Automotive & Transportation

Automotive Security and the Paradox of Connected Cars

07 November 2016

The connected car is apparently at a crossroads after multiple car hackings. It was a buzzword just before autonomous vehicles, so why has it gone so quiet? The CAN bus’s security issues could be one reason.

Masayoshi Son, CEO of Softbank—now ARM's parent company—reminded the audience at his opening keynote address at the recent ARM TechCon that vehicles without security can be easily hacked. In fact most connected systems can be hacked. Later Simon Segars, ARM's CEO, suggested outright that makers of any connected system should hire hackers to test their systems, including automotive infotainment and control.

And to make the point, ARM invited the famed car hacker Charlie Miller to its annual design event in Silicon Valley to put things in perspective. Miller is currently working as a security engineer at Uber.

He became a technology celebrity in 2015 when he and fellow hacker Chris Valasek disabled the accelerator of a Jeep Cherokee cruising on I-64 in Missouri while using a laptop 10 miles away from the highway. That eventually led to a recall of 1.4 million Fiat Chrysler vehicles. Miller and Valasek were able to access the vehicle’s radio, climate system and windshield wipers during this car-hacking demonstration.

In his keynote speech at ARM TechCon, Miller traced the origin of automotive security woes to the advent of the CAN bus standard that significantly reduced the amount and weight of wires inside cars. That, in turn, led to cost- and fuel-efficiency gains.

The consensus at ARM TechCon: there is a critical need to get the security right while cars are getting connected. The consensus at ARM TechCon: there is a critical need to get the security right while cars are getting connected.

However CAN buses, sets of wires, not only talked to each other but also began connecting cars to the outside world. "There are 40 to 50 computers inside the car that are continuously talking to each other," Miller said. "The head-unit is the main compute system inside the vehicle, where most of the data comes from the outside world, and it took me five minutes to find the vulnerability in the head-unit via the navigation system."

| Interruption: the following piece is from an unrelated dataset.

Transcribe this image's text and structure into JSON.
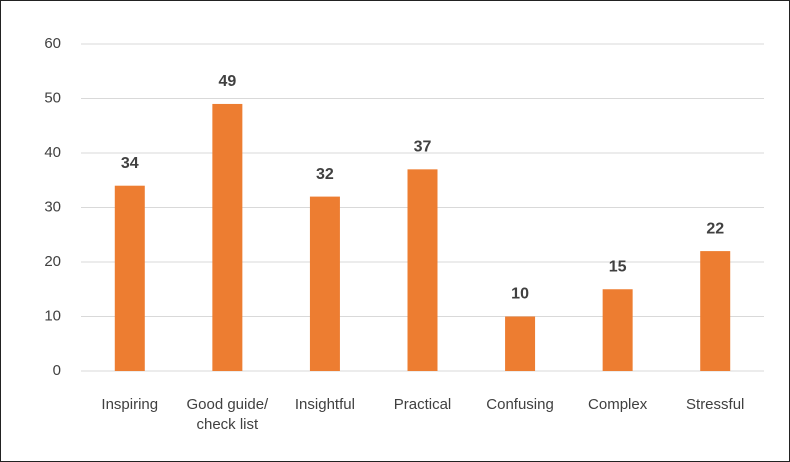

Miller mentioned Bluetooth for linking car electronics to smartphones and cellular modems on telematics units like OnStar as the key communication windows that allow hackers to access cars for malicious intentions. His advice to automotive design engineers: pay special attention to the connected car features, especially the ones that access the CAN bus, because they can potentially enable access to steering, brakes and other critical control units.

Miller pointed out that security breaches taking place via mobile applications and infotainment unit hacks are not usually very dangerous. However they are still a security concern and can go beyond simple hacks like changing radio stations.

"Cars have always been insecure, but it didn't matter because they were not connected to the outside world," Miller added. "But as soon as we connected them with the outside world, it opened up the security risk." He also called for more transparency in the car design ecosystem and knowledge of what kind of malicious attacks car OEMs contemplate.

A View from Automotive Roundtable

In a roundtable discussion about the latest trends in automotive technologies held at the ARM TechCon, ARM's VP of segment marketing, Charlene Marini, acknowledged Miller's take on how the connected car movement is evolving amid vehicle security concerns. "Advanced driver assistance systems (ADAS) are moving to the mainstream due to strong consumer demand, and the ADAS features are clearly safety-oriented," said Marini.

On the other hand, according to Marini, the autonomous cars as well as hybrid and fully electrical vehicles are mostly based on industry-driven initiatives. Likewise vehicle-to-vehicle (V2V) and vehicle-to-infrastructure (V2I) initiatives are still at an early stage and are most likely to reinvigorate the telematics market, she added.

ARM's Charlene Marini: ADAS take-off underlines the crucial importance of automotive security. ARM's Charlene Marini: ADAS take-off underlines the crucial importance of automotive security.

Soshun Arai, embedded segment manager at ARM, said the automotive industry is in the midst of a transformation. "Vehicles are moving from isolated systems to full-fledged compute platforms," Arai said. "So it's imperative that software algorithms running critical technologies like sensor fusion are in good shape."

He also said that overall compute power is continuously increasing, adding new layers of processing with the addition of sensors such as cameras and lidars. Regarding whether MCUs will remain predominant in the automotive scene or powerful new system-on-chips (SoCs) will be required in the connected car environment, Arai said that MCUs will continue to serve audio and radar applications.

However, for cameras and lidars, a new breed of SoC devices are crucial for efficiently running the algorithms for computer vision, sensor fusion and so forth. It is worth noting that most of the automotive chipmakers, especially MCU suppliers, are ARM customers.